Mind the GAAP: Start collecting data nowby
Companies need to start preparing their accounts now for the biggest change to financial reporting rules in a generation, the ICAEW has said.
From 2015, the majority of medium-sized and large privately owned UK companies will have to prepare their financial report according to UK Generally Accepted Accounting Principles (GAAP).
The new UK GAAP will be applicable to the majority of medium and large privately owned UK companies. The new reporting rules are based on international standards and will change the “look and feel of company”, according to the Institute.
Nigel Sleigh-Johnson, head of the ICAEW’s financial reporting faculty, said: “The transition to the new reporting standards is perhaps the greatest accounting change non-listed UK companies have faced for about 40 years.
“Preparing the move to the new regime may require considerable time and resource. It is therefore critical that companies start thinking about it now if they haven’t already. Failing to do so could mean more pain and less gain when they change-over to the new rules.”

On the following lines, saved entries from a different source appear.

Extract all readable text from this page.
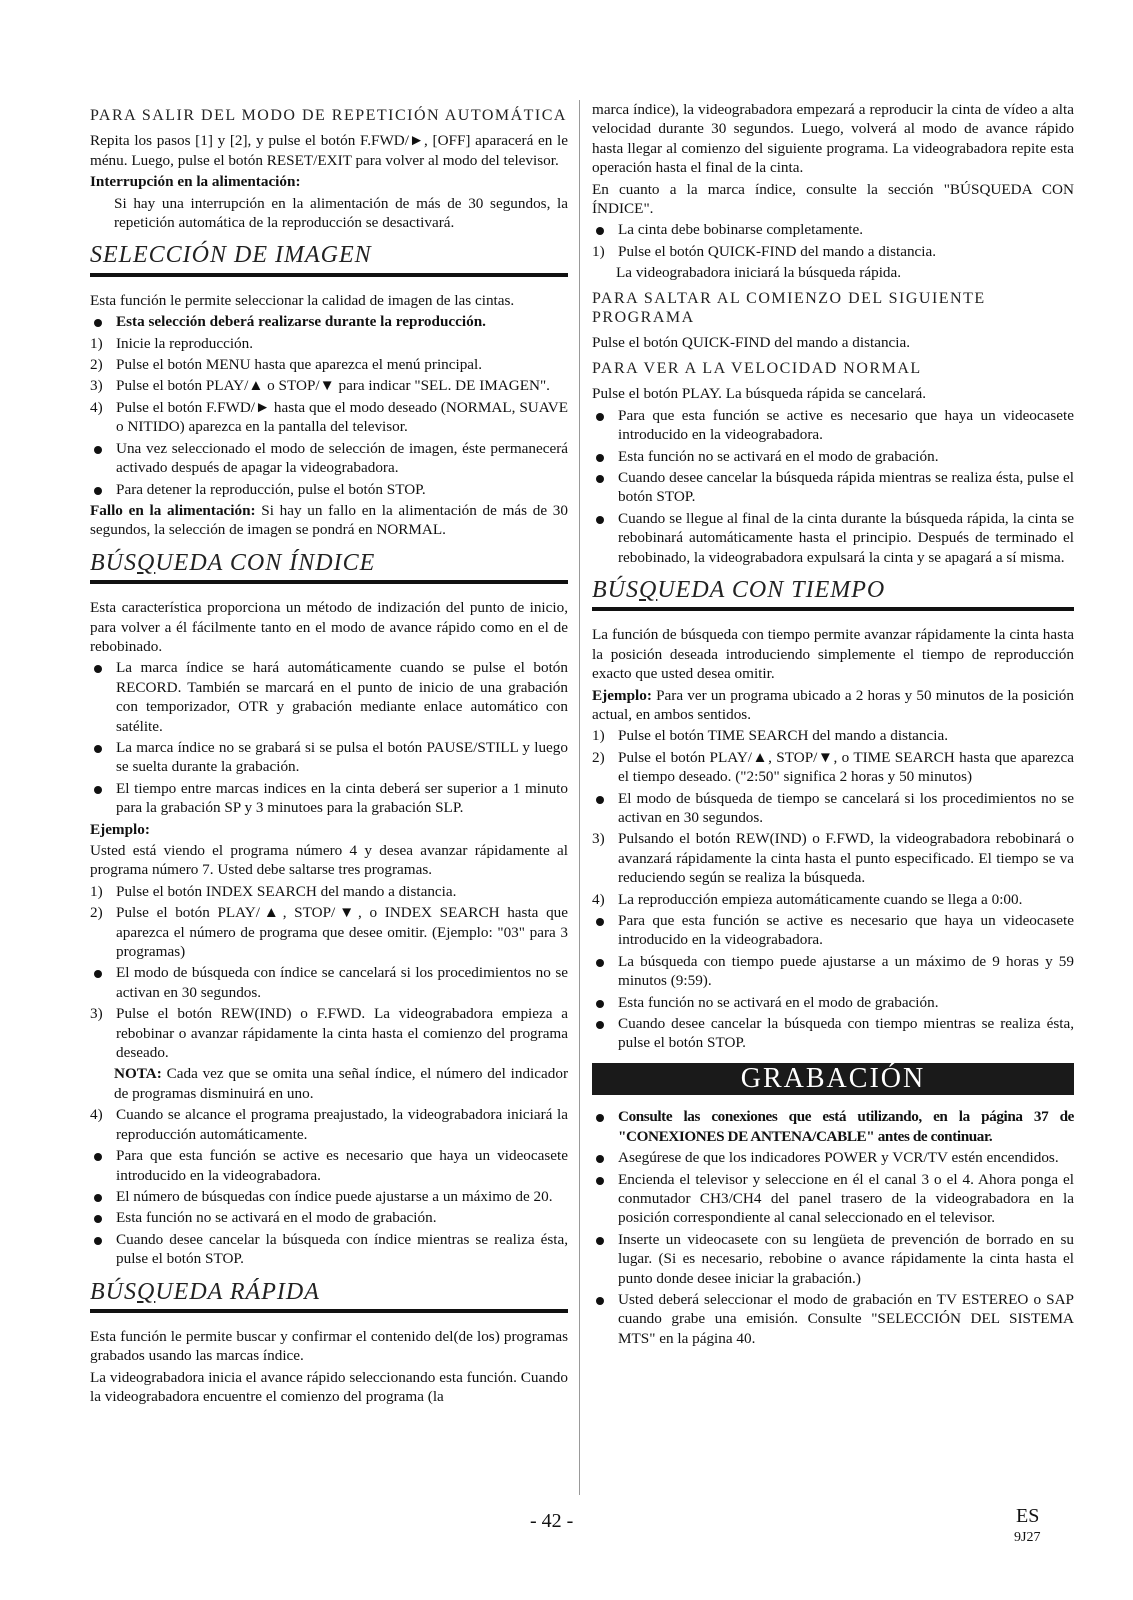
PARA SALIR DEL MODO DE REPETICIÓN AUTOMÁTICA

Repita los pasos [1] y [2], y pulse el botón F.FWD/►, [OFF] aparacerá en le ménu. Luego, pulse el botón RESET/EXIT para volver al modo del televisor.

Interrupción en la alimentación:

Si hay una interrupción en la alimentación de más de 30 segundos, la repetición automática de la reproducción se desactivará.

SELECCIÓN DE IMAGEN

Esta función le permite seleccionar la calidad de imagen de las cintas.

Esta selección deberá realizarse durante la reproducción.
1) Inicie la reproducción.
2) Pulse el botón MENU hasta que aparezca el menú principal.
3) Pulse el botón PLAY/▲ o STOP/▼ para indicar "SEL. DE IMAGEN".
4) Pulse el botón F.FWD/► hasta que el modo deseado (NORMAL, SUAVE o NITIDO) aparezca en la pantalla del televisor.
Una vez seleccionado el modo de selección de imagen, éste permanecerá activado después de apagar la videograbadora.
Para detener la reproducción, pulse el botón STOP.

Fallo en la alimentación: Si hay un fallo en la alimentación de más de 30 segundos, la selección de imagen se pondrá en NORMAL.

BÚSQUEDA CON ÍNDICE

Esta característica proporciona un método de indización del punto de inicio, para volver a él fácilmente tanto en el modo de avance rápido como en el de rebobinado.

La marca índice se hará automáticamente cuando se pulse el botón RECORD. También se marcará en el punto de inicio de una grabación con temporizador, OTR y grabación mediante enlace automático con satélite.
La marca índice no se grabará si se pulsa el botón PAUSE/STILL y luego se suelta durante la grabación.
El tiempo entre marcas indices en la cinta deberá ser superior a 1 minuto para la grabación SP y 3 minutoes para la grabación SLP.

Ejemplo:

Usted está viendo el programa número 4 y desea avanzar rápidamente al programa número 7. Usted debe saltarse tres programas.

1) Pulse el botón INDEX SEARCH del mando a distancia.
2) Pulse el botón PLAY/▲, STOP/▼, o INDEX SEARCH hasta que aparezca el número de programa que desee omitir. (Ejemplo: "03" para 3 programas)
El modo de búsqueda con índice se cancelará si los procedimientos no se activan en 30 segundos.
3) Pulse el botón REW(IND) o F.FWD. La videograbadora empieza a rebobinar o avanzar rápidamente la cinta hasta el comienzo del programa deseado.

NOTA: Cada vez que se omita una señal índice, el número del indicador de programas disminuirá en uno.

4) Cuando se alcance el programa preajustado, la videograbadora iniciará la reproducción automáticamente.
Para que esta función se active es necesario que haya un videocasete introducido en la videograbadora.
El número de búsquedas con índice puede ajustarse a un máximo de 20.
Esta función no se activará en el modo de grabación.
Cuando desee cancelar la búsqueda con índice mientras se realiza ésta, pulse el botón STOP.
BÚSQUEDA RÁPIDA

Esta función le permite buscar y confirmar el contenido del(de los) programas grabados usando las marcas índice.

La videograbadora inicia el avance rápido seleccionando esta función. Cuando la videograbadora encuentre el comienzo del programa (la

marca índice), la videograbadora empezará a reproducir la cinta de vídeo a alta velocidad durante 30 segundos. Luego, volverá al modo de avance rápido hasta llegar al comienzo del siguiente programa. La videograbadora repite esta operación hasta el final de la cinta.

En cuanto a la marca índice, consulte la sección "BÚSQUEDA CON ÍNDICE".

La cinta debe bobinarse completamente.
1) Pulse el botón QUICK-FIND del mando a distancia.

La videograbadora iniciará la búsqueda rápida.

PARA SALTAR AL COMIENZO DEL SIGUIENTE PROGRAMA

Pulse el botón QUICK-FIND del mando a distancia.

PARA VER A LA VELOCIDAD NORMAL

Pulse el botón PLAY. La búsqueda rápida se cancelará.

Para que esta función se active es necesario que haya un videocasete introducido en la videograbadora.
Esta función no se activará en el modo de grabación.
Cuando desee cancelar la búsqueda rápida mientras se realiza ésta, pulse el botón STOP.
Cuando se llegue al final de la cinta durante la búsqueda rápida, la cinta se rebobinará automáticamente hasta el principio. Después de terminado el rebobinado, la videograbadora expulsará la cinta y se apagará a sí misma.
BÚSQUEDA CON TIEMPO

La función de búsqueda con tiempo permite avanzar rápidamente la cinta hasta la posición deseada introduciendo simplemente el tiempo de reproducción exacto que usted desea omitir.

Ejemplo: Para ver un programa ubicado a 2 horas y 50 minutos de la posición actual, en ambos sentidos.

1) Pulse el botón TIME SEARCH del mando a distancia.
2) Pulse el botón PLAY/▲, STOP/▼, o TIME SEARCH hasta que aparezca el tiempo deseado. ("2:50" significa 2 horas y 50 minutos)
El modo de búsqueda de tiempo se cancelará si los procedimientos no se activan en 30 segundos.
3) Pulsando el botón REW(IND) o F.FWD, la videograbadora rebobinará o avanzará rápidamente la cinta hasta el punto especificado. El tiempo se va reduciendo según se realiza la búsqueda.
4) La reproducción empieza automáticamente cuando se llega a 0:00.
Para que esta función se active es necesario que haya un videocasete introducido en la videograbadora.
La búsqueda con tiempo puede ajustarse a un máximo de 9 horas y 59 minutos (9:59).
Esta función no se activará en el modo de grabación.
Cuando desee cancelar la búsqueda con tiempo mientras se realiza ésta, pulse el botón STOP.
GRABACIÓN
Consulte las conexiones que está utilizando, en la página 37 de "CONEXIONES DE ANTENA/CABLE" antes de continuar.
Asegúrese de que los indicadores POWER y VCR/TV estén encendidos.
Encienda el televisor y seleccione en él el canal 3 o el 4. Ahora ponga el conmutador CH3/CH4 del panel trasero de la videograbadora en la posición correspondiente al canal seleccionado en el televisor.
Inserte un videocasete con su lengüeta de prevención de borrado en su lugar. (Si es necesario, rebobine o avance rápidamente la cinta hasta el punto donde desee iniciar la grabación.)
Usted deberá seleccionar el modo de grabación en TV ESTEREO o SAP cuando grabe una emisión. Consulte "SELECCIÓN DEL SISTEMA MTS" en la página 40.
- 42 -	ES
9J27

Companies will be required to provide comparative information when preparing their first financial statements under the new regime. As some of the required information will be much easier to obtain at the time the relevant activity takes place, companies are urged to collect such data and information as they go along during 2014.
The biggest change some companies will face is to how they account for financial instruments, Sleigh-Johnson said.
For the first time, certain investments and derivative contracts will have to be reported at fair value. While it is usually possible to obtain the fair values at a later date, it will require more effort and research than capturing the valuation when the transactions happen.
Eddy James, technical manager at the ICAEW, told AccountingWEB that some finance departments may not have the skills or experience to calculate a market price for things such as financial hedging products which protect companies against changes in currency prices.
That may mean companies have to pay banks or other third parties to help with preparing for the new rules. “Little costs like things like this can add up,” James said.
The ICAEW said the move to the new accounting regime is about much more than just financial reporting.
“It is important to establish the extent to which each company will be affected. The transition may require additional training of staff, systems updates and new software. It may also affect bank covenants, and bonus and tax payments, which means there should be early communication with staff, lenders and investors,” commented Nigel.